Hells Kitchen
just grin and tell you his life story on camera?”
Pellam shrugged, nonchalant—though an image of hacksaws had neatly replaced the image of making love in a snow-swept Winnebago.
Carol shook her head. “Pellam, the Kitchen isn’t Bed-Sty. It isn’t the South Bronx or East New York. . . . There, everybody knows it’s dangerous. You just stay away. Or you know you’re going to get dissed and you can see trouble coming. Here, it’s all turned ’round. You got yuppie lofts, you got nice restaurants, you got murderers, whores, corporate execs, psychos, priests, gay hookers, actors . . . You’re walking past a little garden at noon in front of a tenement, thinking, Hey, those’re pretty flowers, and the next thing you know you’re on the ground and there’s a bullet in your leg or an ice pick in your back. Or maybe you’re singing Irish songs in a bar and the guy next to you, somebody walks up and shoots his brains out. You never know who did it and you never know why.”

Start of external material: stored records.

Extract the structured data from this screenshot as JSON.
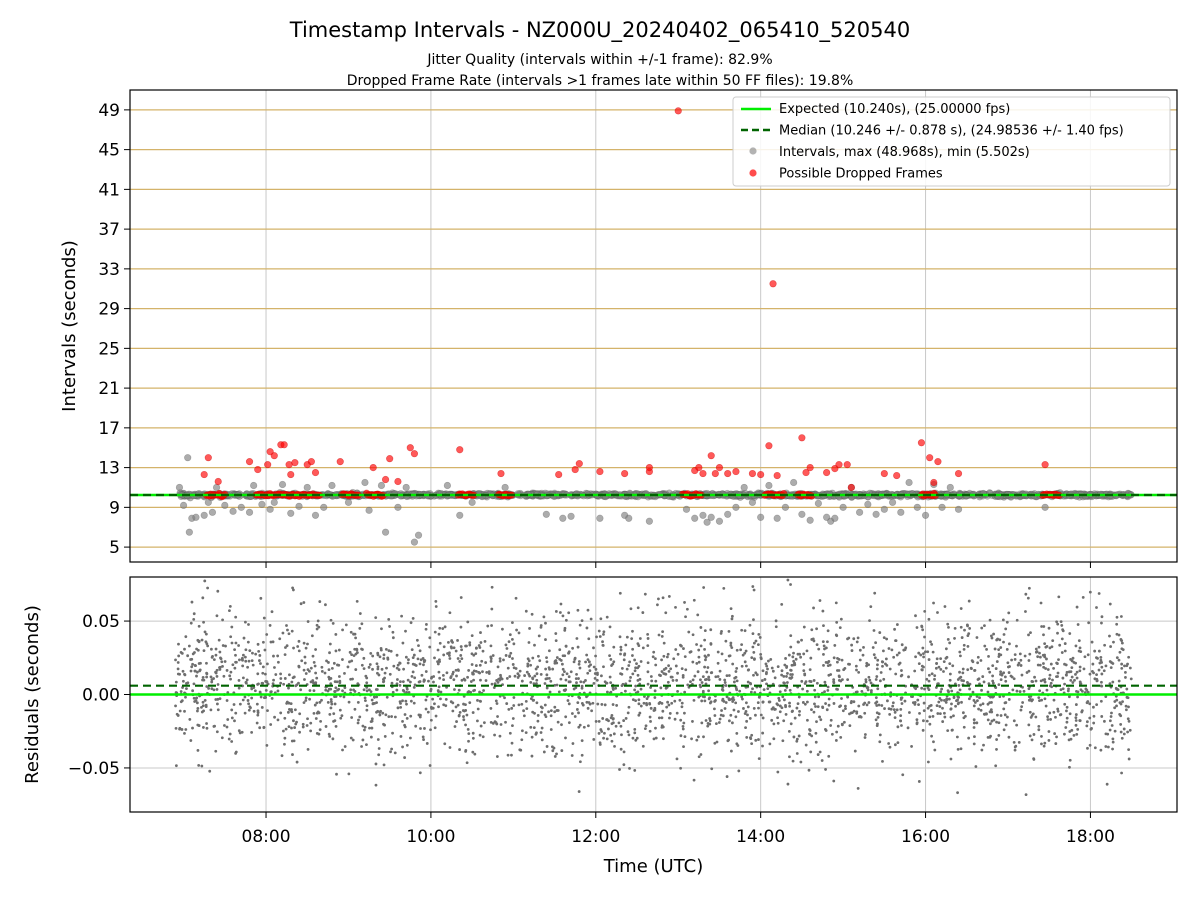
{
  "chart_data": [
    {
      "type": "scatter",
      "title": "Timestamp Intervals - NZ000U_20240402_065410_520540",
      "subtitle_lines": [
        "Jitter Quality (intervals within +/-1 frame): 82.9%",
        "Dropped Frame Rate (intervals >1 frames late within 50 FF files): 19.8%"
      ],
      "xlabel": "",
      "ylabel": "Intervals (seconds)",
      "x_unit": "hours UTC",
      "xlim": [
        6.35,
        19.05
      ],
      "ylim": [
        3.5,
        51.0
      ],
      "yticks": [
        5,
        9,
        13,
        17,
        21,
        25,
        29,
        33,
        37,
        41,
        45,
        49
      ],
      "xticks": [
        8,
        10,
        12,
        14,
        16,
        18
      ],
      "xtick_labels": [
        "",
        "",
        "",
        "",
        "",
        ""
      ],
      "grid": true,
      "legend_position": "top-right",
      "legend": [
        "Expected (10.240s), (25.00000 fps)",
        "Median (10.246 +/- 0.878 s), (24.98536 +/- 1.40 fps)",
        "Intervals, max (48.968s), min (5.502s)",
        "Possible Dropped Frames"
      ],
      "expected_value": 10.24,
      "median_value": 10.246,
      "colors": {
        "expected": "#00ee00",
        "median": "#006400",
        "intervals": "#808080",
        "dropped": "#ff0000",
        "ygrid": "#d4b36a",
        "xgrid": "#c8c8c8"
      },
      "series": [
        {
          "role": "intervals",
          "points": [
            [
              6.95,
              11.0
            ],
            [
              7.0,
              9.2
            ],
            [
              7.05,
              14.0
            ],
            [
              7.07,
              6.5
            ],
            [
              7.1,
              7.9
            ],
            [
              7.15,
              8.0
            ],
            [
              7.25,
              8.2
            ],
            [
              7.3,
              9.5
            ],
            [
              7.35,
              8.5
            ],
            [
              7.4,
              11.0
            ],
            [
              7.5,
              9.2
            ],
            [
              7.6,
              8.6
            ],
            [
              7.7,
              9.0
            ],
            [
              7.8,
              8.5
            ],
            [
              7.85,
              11.2
            ],
            [
              7.95,
              9.3
            ],
            [
              8.05,
              8.8
            ],
            [
              8.1,
              9.5
            ],
            [
              8.2,
              11.3
            ],
            [
              8.3,
              8.4
            ],
            [
              8.4,
              9.1
            ],
            [
              8.5,
              11.0
            ],
            [
              8.6,
              8.2
            ],
            [
              8.7,
              9.0
            ],
            [
              8.8,
              11.2
            ],
            [
              9.0,
              9.5
            ],
            [
              9.2,
              11.5
            ],
            [
              9.25,
              8.7
            ],
            [
              9.4,
              11.2
            ],
            [
              9.45,
              6.5
            ],
            [
              9.6,
              9.0
            ],
            [
              9.7,
              11.0
            ],
            [
              9.8,
              5.5
            ],
            [
              9.85,
              6.2
            ],
            [
              10.2,
              11.2
            ],
            [
              10.35,
              8.2
            ],
            [
              10.5,
              9.5
            ],
            [
              10.9,
              11.0
            ],
            [
              11.4,
              8.3
            ],
            [
              11.6,
              7.9
            ],
            [
              11.7,
              8.1
            ],
            [
              12.05,
              7.9
            ],
            [
              12.35,
              8.2
            ],
            [
              12.4,
              7.9
            ],
            [
              12.65,
              7.6
            ],
            [
              13.1,
              8.8
            ],
            [
              13.2,
              7.9
            ],
            [
              13.3,
              8.2
            ],
            [
              13.35,
              7.5
            ],
            [
              13.4,
              8.0
            ],
            [
              13.5,
              7.6
            ],
            [
              13.6,
              8.3
            ],
            [
              13.7,
              9.0
            ],
            [
              13.8,
              11.0
            ],
            [
              13.9,
              9.5
            ],
            [
              14.0,
              8.0
            ],
            [
              14.1,
              11.2
            ],
            [
              14.2,
              7.9
            ],
            [
              14.3,
              9.0
            ],
            [
              14.4,
              11.5
            ],
            [
              14.5,
              8.3
            ],
            [
              14.6,
              7.7
            ],
            [
              14.7,
              9.4
            ],
            [
              14.8,
              8.0
            ],
            [
              14.85,
              7.6
            ],
            [
              14.9,
              7.9
            ],
            [
              15.0,
              9.0
            ],
            [
              15.1,
              11.0
            ],
            [
              15.2,
              8.5
            ],
            [
              15.3,
              9.3
            ],
            [
              15.4,
              8.3
            ],
            [
              15.5,
              8.8
            ],
            [
              15.6,
              9.5
            ],
            [
              15.7,
              8.5
            ],
            [
              15.8,
              11.5
            ],
            [
              15.9,
              9.0
            ],
            [
              16.0,
              8.2
            ],
            [
              16.1,
              11.3
            ],
            [
              16.2,
              9.0
            ],
            [
              16.3,
              11.0
            ],
            [
              16.4,
              8.8
            ],
            [
              16.7,
              10.4
            ],
            [
              17.0,
              10.3
            ],
            [
              17.45,
              9.0
            ],
            [
              17.6,
              10.4
            ],
            [
              18.0,
              10.3
            ]
          ]
        },
        {
          "role": "dropped",
          "points": [
            [
              7.25,
              12.3
            ],
            [
              7.3,
              14.0
            ],
            [
              7.42,
              11.6
            ],
            [
              7.8,
              13.6
            ],
            [
              7.9,
              12.8
            ],
            [
              8.02,
              13.3
            ],
            [
              8.05,
              14.6
            ],
            [
              8.1,
              14.2
            ],
            [
              8.18,
              15.3
            ],
            [
              8.22,
              15.3
            ],
            [
              8.28,
              13.3
            ],
            [
              8.3,
              12.3
            ],
            [
              8.35,
              13.5
            ],
            [
              8.5,
              13.3
            ],
            [
              8.55,
              13.6
            ],
            [
              8.6,
              12.5
            ],
            [
              8.9,
              13.6
            ],
            [
              9.3,
              13.0
            ],
            [
              9.45,
              11.8
            ],
            [
              9.5,
              13.9
            ],
            [
              9.6,
              11.6
            ],
            [
              9.75,
              15.0
            ],
            [
              9.8,
              14.4
            ],
            [
              10.35,
              14.8
            ],
            [
              10.85,
              12.4
            ],
            [
              11.55,
              12.3
            ],
            [
              11.75,
              12.8
            ],
            [
              11.8,
              13.4
            ],
            [
              12.05,
              12.6
            ],
            [
              12.35,
              12.4
            ],
            [
              12.65,
              12.6
            ],
            [
              12.65,
              13.0
            ],
            [
              13.0,
              48.9
            ],
            [
              13.2,
              12.7
            ],
            [
              13.25,
              13.0
            ],
            [
              13.3,
              12.4
            ],
            [
              13.4,
              14.2
            ],
            [
              13.45,
              12.4
            ],
            [
              13.5,
              13.0
            ],
            [
              13.6,
              12.4
            ],
            [
              13.7,
              12.6
            ],
            [
              13.9,
              12.4
            ],
            [
              14.0,
              12.3
            ],
            [
              14.1,
              15.2
            ],
            [
              14.15,
              31.5
            ],
            [
              14.2,
              12.2
            ],
            [
              14.5,
              16.0
            ],
            [
              14.55,
              12.5
            ],
            [
              14.6,
              13.0
            ],
            [
              14.8,
              12.5
            ],
            [
              14.9,
              12.9
            ],
            [
              14.95,
              13.3
            ],
            [
              15.05,
              13.3
            ],
            [
              15.1,
              11.0
            ],
            [
              15.5,
              12.4
            ],
            [
              15.65,
              12.2
            ],
            [
              15.95,
              15.5
            ],
            [
              16.05,
              14.0
            ],
            [
              16.1,
              11.5
            ],
            [
              16.15,
              13.6
            ],
            [
              16.4,
              12.4
            ],
            [
              17.45,
              13.3
            ]
          ],
          "clusters": [
            [
              7.28,
              7.5
            ],
            [
              7.88,
              8.1
            ],
            [
              8.1,
              8.52
            ],
            [
              8.52,
              8.65
            ],
            [
              8.92,
              9.12
            ],
            [
              9.22,
              9.42
            ],
            [
              10.33,
              10.52
            ],
            [
              10.82,
              10.98
            ],
            [
              13.05,
              13.28
            ],
            [
              14.05,
              14.28
            ],
            [
              14.45,
              14.62
            ],
            [
              15.95,
              16.12
            ],
            [
              17.42,
              17.62
            ]
          ]
        }
      ]
    },
    {
      "type": "scatter",
      "title": "",
      "xlabel": "Time (UTC)",
      "ylabel": "Residuals (seconds)",
      "x_unit": "hours UTC",
      "xlim": [
        6.35,
        19.05
      ],
      "ylim": [
        -0.08,
        0.08
      ],
      "yticks": [
        -0.05,
        0.0,
        0.05
      ],
      "ytick_labels": [
        "−0.05",
        "0.00",
        "0.05"
      ],
      "xticks": [
        8,
        10,
        12,
        14,
        16,
        18
      ],
      "xtick_labels": [
        "08:00",
        "10:00",
        "12:00",
        "14:00",
        "16:00",
        "18:00"
      ],
      "grid": true,
      "expected_value": 0.0,
      "median_value": 0.006,
      "colors": {
        "expected": "#00ee00",
        "median": "#006400",
        "points": "#6e6e6e",
        "grid": "#c8c8c8"
      },
      "residual_spread": {
        "x_range": [
          6.9,
          18.5
        ],
        "y_range": [
          -0.077,
          0.078
        ],
        "center": 0.006,
        "std": 0.024,
        "approx_count": 2900
      }
    }
  ]
}
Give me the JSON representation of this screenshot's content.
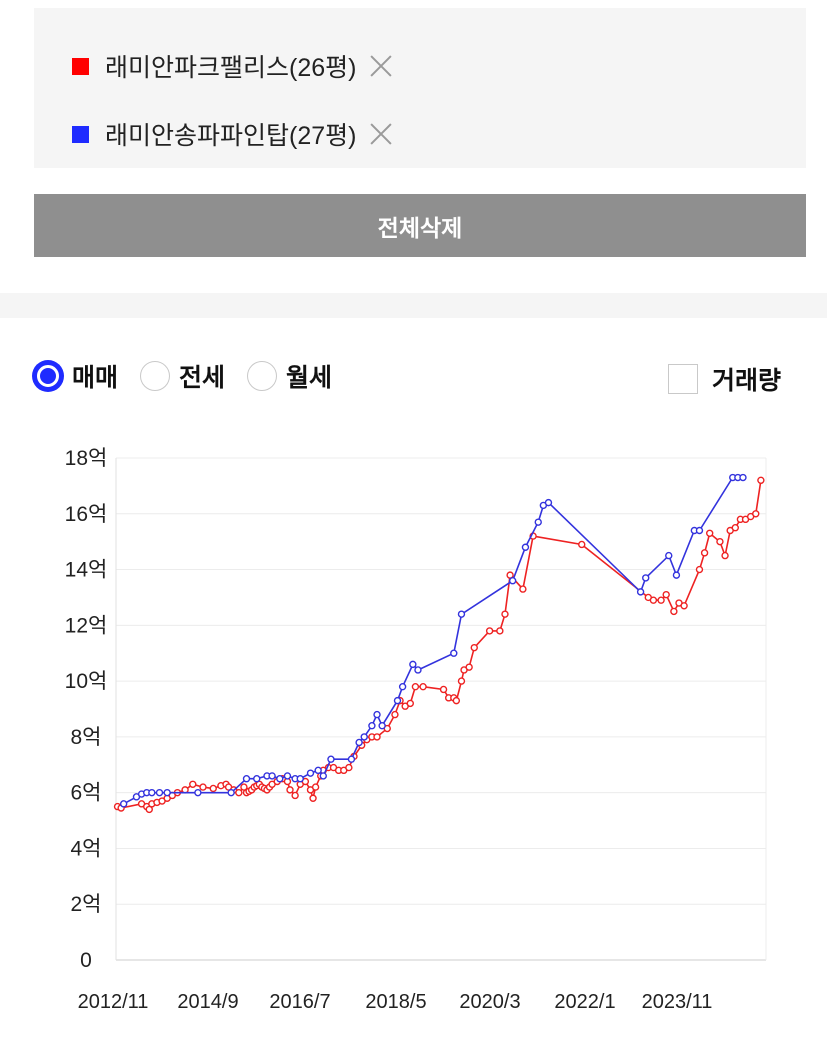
{
  "compare": {
    "items": [
      {
        "label": "래미안파크팰리스(26평)",
        "color": "#ff0000"
      },
      {
        "label": "래미안송파파인탑(27평)",
        "color": "#1f2bff"
      }
    ]
  },
  "clear_all_label": "전체삭제",
  "deal_types": [
    {
      "label": "매매",
      "checked": true
    },
    {
      "label": "전세",
      "checked": false
    },
    {
      "label": "월세",
      "checked": false
    }
  ],
  "volume_label": "거래량",
  "volume_checked": false,
  "chart_data": {
    "type": "line",
    "y_ticks": [
      "0",
      "2억",
      "4억",
      "6억",
      "8억",
      "10억",
      "12억",
      "14억",
      "16억",
      "18억"
    ],
    "ylim": [
      0,
      18
    ],
    "x_ticks": [
      "2012/11",
      "2014/9",
      "2016/7",
      "2018/5",
      "2020/3",
      "2022/1",
      "2023/11"
    ],
    "xlim": [
      2012.8,
      2025.5
    ],
    "grid": true,
    "series": [
      {
        "name": "래미안파크팰리스(26평)",
        "color": "#ee2222",
        "points": [
          [
            2012.83,
            5.5
          ],
          [
            2012.9,
            5.45
          ],
          [
            2013.3,
            5.6
          ],
          [
            2013.4,
            5.5
          ],
          [
            2013.45,
            5.4
          ],
          [
            2013.5,
            5.6
          ],
          [
            2013.6,
            5.65
          ],
          [
            2013.7,
            5.7
          ],
          [
            2013.8,
            5.8
          ],
          [
            2013.9,
            5.9
          ],
          [
            2014.0,
            6.0
          ],
          [
            2014.15,
            6.1
          ],
          [
            2014.3,
            6.3
          ],
          [
            2014.5,
            6.2
          ],
          [
            2014.7,
            6.15
          ],
          [
            2014.85,
            6.25
          ],
          [
            2014.95,
            6.3
          ],
          [
            2015.0,
            6.2
          ],
          [
            2015.1,
            6.1
          ],
          [
            2015.2,
            6.0
          ],
          [
            2015.3,
            6.2
          ],
          [
            2015.35,
            6.0
          ],
          [
            2015.4,
            6.05
          ],
          [
            2015.45,
            6.1
          ],
          [
            2015.5,
            6.2
          ],
          [
            2015.55,
            6.25
          ],
          [
            2015.6,
            6.3
          ],
          [
            2015.65,
            6.2
          ],
          [
            2015.7,
            6.15
          ],
          [
            2015.75,
            6.1
          ],
          [
            2015.8,
            6.2
          ],
          [
            2015.85,
            6.3
          ],
          [
            2015.95,
            6.4
          ],
          [
            2016.05,
            6.5
          ],
          [
            2016.15,
            6.4
          ],
          [
            2016.2,
            6.1
          ],
          [
            2016.3,
            5.9
          ],
          [
            2016.4,
            6.3
          ],
          [
            2016.5,
            6.4
          ],
          [
            2016.6,
            6.1
          ],
          [
            2016.65,
            5.8
          ],
          [
            2016.7,
            6.2
          ],
          [
            2016.8,
            6.6
          ],
          [
            2016.85,
            6.8
          ],
          [
            2016.95,
            6.9
          ],
          [
            2017.05,
            6.9
          ],
          [
            2017.15,
            6.8
          ],
          [
            2017.25,
            6.8
          ],
          [
            2017.35,
            6.9
          ],
          [
            2017.45,
            7.3
          ],
          [
            2017.6,
            7.7
          ],
          [
            2017.7,
            7.9
          ],
          [
            2017.8,
            8.0
          ],
          [
            2017.9,
            8.0
          ],
          [
            2018.1,
            8.3
          ],
          [
            2018.25,
            8.8
          ],
          [
            2018.35,
            9.3
          ],
          [
            2018.45,
            9.1
          ],
          [
            2018.55,
            9.2
          ],
          [
            2018.65,
            9.8
          ],
          [
            2018.8,
            9.8
          ],
          [
            2019.2,
            9.7
          ],
          [
            2019.3,
            9.4
          ],
          [
            2019.4,
            9.4
          ],
          [
            2019.45,
            9.3
          ],
          [
            2019.55,
            10.0
          ],
          [
            2019.6,
            10.4
          ],
          [
            2019.7,
            10.5
          ],
          [
            2019.8,
            11.2
          ],
          [
            2020.1,
            11.8
          ],
          [
            2020.3,
            11.8
          ],
          [
            2020.4,
            12.4
          ],
          [
            2020.5,
            13.8
          ],
          [
            2020.75,
            13.3
          ],
          [
            2020.95,
            15.2
          ],
          [
            2021.9,
            14.9
          ],
          [
            2023.2,
            13.0
          ],
          [
            2023.3,
            12.9
          ],
          [
            2023.45,
            12.9
          ],
          [
            2023.55,
            13.1
          ],
          [
            2023.7,
            12.5
          ],
          [
            2023.8,
            12.8
          ],
          [
            2023.9,
            12.7
          ],
          [
            2024.2,
            14.0
          ],
          [
            2024.3,
            14.6
          ],
          [
            2024.4,
            15.3
          ],
          [
            2024.6,
            15.0
          ],
          [
            2024.7,
            14.5
          ],
          [
            2024.8,
            15.4
          ],
          [
            2024.9,
            15.5
          ],
          [
            2025.0,
            15.8
          ],
          [
            2025.1,
            15.8
          ],
          [
            2025.2,
            15.9
          ],
          [
            2025.3,
            16.0
          ],
          [
            2025.4,
            17.2
          ]
        ]
      },
      {
        "name": "래미안송파파인탑(27평)",
        "color": "#3333dd",
        "points": [
          [
            2012.95,
            5.6
          ],
          [
            2013.2,
            5.85
          ],
          [
            2013.3,
            5.95
          ],
          [
            2013.4,
            6.0
          ],
          [
            2013.5,
            6.0
          ],
          [
            2013.65,
            6.0
          ],
          [
            2013.8,
            6.0
          ],
          [
            2014.4,
            6.0
          ],
          [
            2015.05,
            6.0
          ],
          [
            2015.35,
            6.5
          ],
          [
            2015.55,
            6.5
          ],
          [
            2015.75,
            6.6
          ],
          [
            2015.85,
            6.6
          ],
          [
            2016.0,
            6.5
          ],
          [
            2016.15,
            6.6
          ],
          [
            2016.3,
            6.5
          ],
          [
            2016.4,
            6.5
          ],
          [
            2016.6,
            6.7
          ],
          [
            2016.75,
            6.8
          ],
          [
            2016.85,
            6.6
          ],
          [
            2017.0,
            7.2
          ],
          [
            2017.4,
            7.2
          ],
          [
            2017.55,
            7.8
          ],
          [
            2017.65,
            8.0
          ],
          [
            2017.8,
            8.4
          ],
          [
            2017.9,
            8.8
          ],
          [
            2018.0,
            8.4
          ],
          [
            2018.3,
            9.3
          ],
          [
            2018.4,
            9.8
          ],
          [
            2018.6,
            10.6
          ],
          [
            2018.7,
            10.4
          ],
          [
            2019.4,
            11.0
          ],
          [
            2019.55,
            12.4
          ],
          [
            2020.55,
            13.6
          ],
          [
            2020.8,
            14.8
          ],
          [
            2021.05,
            15.7
          ],
          [
            2021.15,
            16.3
          ],
          [
            2021.25,
            16.4
          ],
          [
            2023.05,
            13.2
          ],
          [
            2023.15,
            13.7
          ],
          [
            2023.6,
            14.5
          ],
          [
            2023.75,
            13.8
          ],
          [
            2024.1,
            15.4
          ],
          [
            2024.2,
            15.4
          ],
          [
            2024.85,
            17.3
          ],
          [
            2024.95,
            17.3
          ],
          [
            2025.05,
            17.3
          ]
        ]
      }
    ]
  }
}
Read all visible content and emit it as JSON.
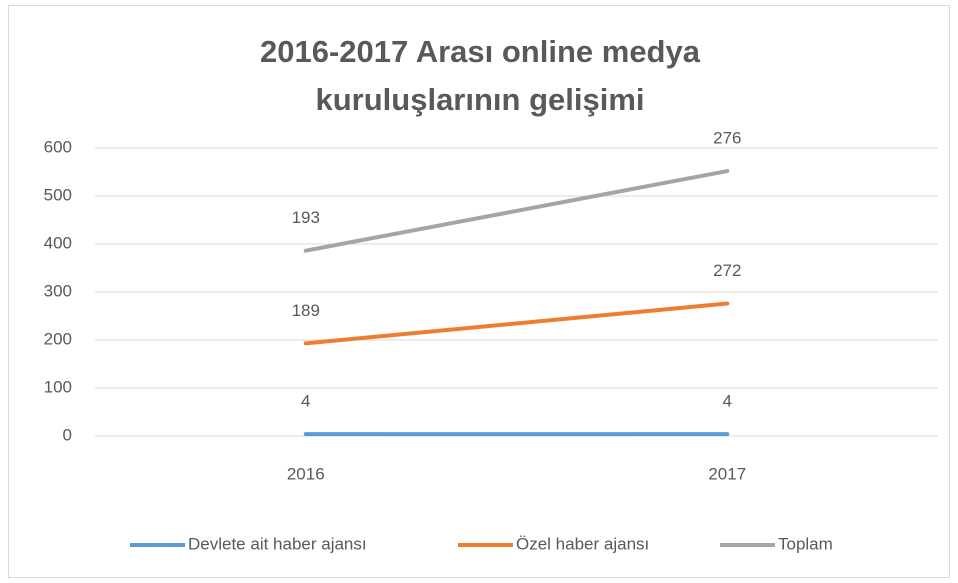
{
  "chart_data": {
    "type": "line",
    "stacked": true,
    "title": "2016-2017 Arası online medya kuruluşlarının gelişimi",
    "categories": [
      "2016",
      "2017"
    ],
    "series": [
      {
        "name": "Devlete ait haber ajansı",
        "color": "#5b9bd5",
        "values": [
          4,
          4
        ]
      },
      {
        "name": "Özel haber ajansı",
        "color": "#ed7d31",
        "values": [
          189,
          272
        ]
      },
      {
        "name": "Toplam",
        "color": "#a5a5a5",
        "values": [
          193,
          276
        ]
      }
    ],
    "ylim": [
      0,
      600
    ],
    "yticks": [
      0,
      100,
      200,
      300,
      400,
      500,
      600
    ],
    "grid": true,
    "legend": "bottom"
  }
}
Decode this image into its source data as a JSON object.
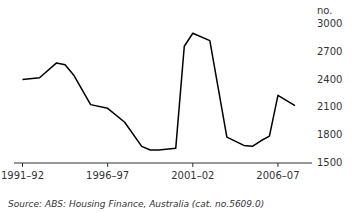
{
  "chart_data": {
    "type": "line",
    "ylabel": "no.",
    "annotations": [
      "Source: ABS: Housing Finance, Australia (cat. no.5609.0)"
    ],
    "x": [
      1991.5,
      1992.5,
      1993.5,
      1994.0,
      1994.5,
      1995.5,
      1996.5,
      1997.5,
      1998.5,
      1999.0,
      1999.5,
      2000.5,
      2001.0,
      2001.5,
      2002.5,
      2003.5,
      2004.5,
      2005.0,
      2005.5,
      2006.0,
      2006.5,
      2007.5
    ],
    "values": [
      2400,
      2420,
      2580,
      2560,
      2450,
      2130,
      2090,
      1940,
      1680,
      1640,
      1640,
      1660,
      2760,
      2900,
      2820,
      1780,
      1690,
      1680,
      1740,
      1790,
      2230,
      2120
    ],
    "color": "#000000",
    "xlim": [
      1991.0,
      2008.5
    ],
    "xticks": [
      {
        "value": 1991.5,
        "label": "1991–92"
      },
      {
        "value": 1996.5,
        "label": "1996–97"
      },
      {
        "value": 2001.5,
        "label": "2001–02"
      },
      {
        "value": 2006.5,
        "label": "2006–07"
      }
    ],
    "ylim": [
      1500,
      3000
    ],
    "yticks": [
      1500,
      1800,
      2100,
      2400,
      2700,
      3000
    ],
    "grid": false
  }
}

“Oh, hell,” Pellam said, “I know that Jimmy Corcoran spits poison and walks through walls. That’s not news.”
Carol laughed and lowered her head to Pellam’s arm. He felt another sizzle from the contact, hot enough to melt January snow. She said, “Okay, sorry about the preachin’. It’s in my job description. Don’t say I didn’t warn you. You want Jimmy, I’ll give you Jimmy. The Four Eighty-eight. It’s a bar on the corner of Tenth and Forty-fifth. You can probably find him there three or four days a week. But if you go, go during the day. And—” She laid a firm grip upon Pellam’s arm. “—I’d recommend you take a friend.”
“Yo!” Ismail jumped onto the stairs next to them. “I be his friend.”
“I’m sure that’ll have Corcoran quaking in his shoes.”
“Fuck, yeah!”
Ismail ran off to find more earth-moving equipment. Carol kept her eyes on Pellam for a long moment. Pellam looked away first and Carol stood up. “Back to the salt mines,” she said. Laughing, taking the glasses off.
As they walked back to the Youth Outreach Center she said, “You know, you’re not the first creative sort I’ve run across. One of our Youth Outreach graduates was an author.”
“Really?”
“Wrote a best-seller—about a murderer. The bad news is it was an autobiography. Call me sometime, Pellam. Here’s my card.”
* * *
Dannette Johnson was standing on Tenth Avenue.
This was a broad street. The buildings lining it were low and it seemed even wider because of that. The sun, sinking over New Jersey, was still very bright and hot. She stood in one of the few shaded places for blocks around, under the awning of an abandoned late night club, a relic from the eighties.
She thought: Nosir, not that one. Examining drivers who slowed and looked at her in a particular way.
Nope. Not that asshole.
Nope, not him neither.
She stood in the shade not because of the heat—she was wearing no more than eight ounces of clothing on her extravagant body—but because teenage acne had dimpled her face and she believed she was ugly.
Another car drove past, slowed almost to stopping.Like most of them here it had New Jersey plates; this was an approach to the Lincoln Tunnel, a main route for commuters who lived in the Garden State.
It was also a very easy place for a girl to make five, six hundred a night.
But not from this fellow, not today. She looked away and he drove on.
Dannette had been working the street for eight years, since she’d turned nineteen. To her, the profession was absolutely no different from any other job. Most of the johns were decent guys, who had a job they didn’t really care for, bosses who didn’t particularly like them, wives or girlfriends who’d stopped giving them head after the first baby.
She provided a necessary service. Like the stenographer her mother had dreamt she’d be.
A red Iroc-Z turned onto Tenth and cruised slowly toward her, the exhaust bubbling sexily. Behind the wheel was a pudgy Italian boy in an expensive, monogrammed white shirt. His moustache was trimmed carefully and he wore a gold Rolex on his left wrist. He looked like a salesman at one of the car dealerships on the West Side. “Wanna fuck?”
She smiled, leaned forward, said in a sexy voice, “Kiss my black ass. Git outa here.”
As Dannette retreated to the shade again the car vanished.
A few minutes later a Toyota cruised by. Inside was a thin white man wearing a baseball cap.